In conclusion, a promising strategy for improving FoldFlow-MACE would be to add the missing skip connection between the encoder and decoder and restrict MACE to the later stages of generation, similar to how auxiliary losses are applied ($t < 0.25$). However, I decided against pursuing these improvements due to the considerable GPU memory overhead that the MACE addition introduced.
Final Remarks
Thank you for reading through this deep dive into protein design with $\text{SE}(3)$ Flow Matching. I hope this exploration of FoldFlow-2 and my experiments with a MACE-based encoder were helpful for you and, perhaps, could be a good place to start your own personal journey into this fascinating field.
Acknowledgements
I’d like to say a big thank you to the authors7 of the FoldFlow model family for open-sourcing their code and providing helpful notebooks with toy examples of Flow Matching on the $\text{SO}(3)$ manifold.
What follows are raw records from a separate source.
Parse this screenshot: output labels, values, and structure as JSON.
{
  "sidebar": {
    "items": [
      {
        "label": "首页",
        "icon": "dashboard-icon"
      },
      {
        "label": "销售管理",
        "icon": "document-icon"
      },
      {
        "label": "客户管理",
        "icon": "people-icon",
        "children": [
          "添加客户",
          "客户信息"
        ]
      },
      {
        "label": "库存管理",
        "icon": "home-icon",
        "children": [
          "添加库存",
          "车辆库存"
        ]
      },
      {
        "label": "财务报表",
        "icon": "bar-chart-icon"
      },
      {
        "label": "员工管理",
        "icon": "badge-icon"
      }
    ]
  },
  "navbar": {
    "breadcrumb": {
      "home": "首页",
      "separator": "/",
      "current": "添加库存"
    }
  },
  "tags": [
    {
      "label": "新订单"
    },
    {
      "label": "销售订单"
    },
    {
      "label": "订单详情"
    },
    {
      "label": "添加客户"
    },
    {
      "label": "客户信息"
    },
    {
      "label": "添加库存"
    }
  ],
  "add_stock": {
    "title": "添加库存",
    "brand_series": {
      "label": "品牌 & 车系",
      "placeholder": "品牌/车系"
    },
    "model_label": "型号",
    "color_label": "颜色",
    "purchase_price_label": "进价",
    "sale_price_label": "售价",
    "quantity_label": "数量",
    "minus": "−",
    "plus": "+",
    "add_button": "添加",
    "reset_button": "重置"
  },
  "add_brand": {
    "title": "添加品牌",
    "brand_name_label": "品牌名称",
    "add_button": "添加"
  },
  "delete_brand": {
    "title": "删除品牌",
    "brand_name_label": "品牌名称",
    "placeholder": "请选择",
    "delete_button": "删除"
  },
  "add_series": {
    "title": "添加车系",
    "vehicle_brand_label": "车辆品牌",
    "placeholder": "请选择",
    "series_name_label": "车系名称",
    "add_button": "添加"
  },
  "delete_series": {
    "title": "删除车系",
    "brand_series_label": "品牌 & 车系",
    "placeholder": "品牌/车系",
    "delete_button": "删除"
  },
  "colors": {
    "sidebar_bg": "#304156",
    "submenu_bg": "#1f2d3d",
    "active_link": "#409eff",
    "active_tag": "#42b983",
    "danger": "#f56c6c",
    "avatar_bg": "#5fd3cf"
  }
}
These resources were a great starting point for diving into their codebase.
I’m also grateful to the authors10 of FrameDiff, whose code became the foundation for FoldFlow and whose data preprocessing pipeline made it possible for me to get the training data I needed.
Special thanks to Antonio Rueda-Toicen, Mario Tormo and the whole KI-Servicezentrum team at Hasso Plattner Institut for helping me to get access to the computational resources that made this research possible.
Finally, I should mention that this article was written with help from generative AI tools like GPT-4.1, Claude Sonnet 4, and Gemini 2.5 Pro, which helped me structure and polish the text. But all the ideas and responsibility for the content are mine.